腊月二十二下晌,一辆半旧的吉普车卷着雪沫子开进了屯子,打破了连日来的沉闷压抑。车上下来个四十多岁的男人,穿着呢子大衣,头发梳得溜光,脸盘宽,眼神里带着种与屯子格格不入的打量和算计。有老人眯眼瞅了半天,一拍大腿:“哎呦妈呀,这……这不是刘扒皮那支的后人吗?瞅那眉眼,活脱脱一个模子!”

来人叫刘茂财,论起来是刘扒皮的曾孙。他在县里做些生意,据说发了点财。他回来,说是要给祖上修坟立碑,光宗耀祖。

消息风一样传遍屯子。李建国这类年轻人觉得新鲜,老人们却变了脸色,聚在一起嘀嘀咕咕,眼神不安地瞟向碾坊方向。刘茂财落脚在屯里空着的旧队部,当天就摆了两桌酒,请屯里有头脸的人吃饭,李建国也在被请之列。酒过三巡,刘茂财端着酒杯,话里有话:“这次回来,除了修坟,还想看看老刘家留下的产业。听说屯里那老碾坊,最早就是我太爷爷置办的?”

桌上气氛一僵。老支书吧嗒着烟袋,含糊道:“那都是老黄历了,碾坊早就是屯里的集体财产。”

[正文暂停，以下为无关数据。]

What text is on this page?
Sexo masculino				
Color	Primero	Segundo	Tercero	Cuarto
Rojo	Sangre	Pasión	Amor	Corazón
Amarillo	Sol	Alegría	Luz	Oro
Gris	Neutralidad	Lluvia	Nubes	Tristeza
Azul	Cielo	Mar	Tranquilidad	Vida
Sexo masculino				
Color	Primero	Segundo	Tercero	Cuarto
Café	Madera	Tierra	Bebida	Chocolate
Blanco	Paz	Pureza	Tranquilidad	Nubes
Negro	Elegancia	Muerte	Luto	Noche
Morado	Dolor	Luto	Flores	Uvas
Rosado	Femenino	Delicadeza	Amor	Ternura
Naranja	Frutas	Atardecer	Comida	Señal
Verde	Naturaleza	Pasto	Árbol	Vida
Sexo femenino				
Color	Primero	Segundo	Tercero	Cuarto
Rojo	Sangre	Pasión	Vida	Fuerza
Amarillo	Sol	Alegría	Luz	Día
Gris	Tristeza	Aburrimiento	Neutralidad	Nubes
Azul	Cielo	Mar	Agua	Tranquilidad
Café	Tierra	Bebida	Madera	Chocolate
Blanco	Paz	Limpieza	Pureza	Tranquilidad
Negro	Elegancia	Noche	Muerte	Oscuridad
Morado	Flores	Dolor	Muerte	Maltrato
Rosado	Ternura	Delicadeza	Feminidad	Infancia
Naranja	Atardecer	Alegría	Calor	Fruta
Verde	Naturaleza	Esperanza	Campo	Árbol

刘茂财笑笑:“财产不财产的,都是小事。主要是我在外面,听了不少关于那碾坊的……传说。说得有鼻子有眼的,什么血米啊,冤魂啊。我这人,最不信这些怪力乱神。都啥年代了?我估摸着,当年的事,说不定有什么误会,或者……另有什么隐情。” 他顿了顿,目光扫过众人,“我这次,还想请个明白人,腊月二十三,开碾试试。看看是不是真能碾出‘血米’来。要是谣言,正好当众破了,也给这老碾坊正正名,省得大家年年提心吊胆。要真有什么‘蹊跷’……哼,我刘茂财也不是被吓大的。”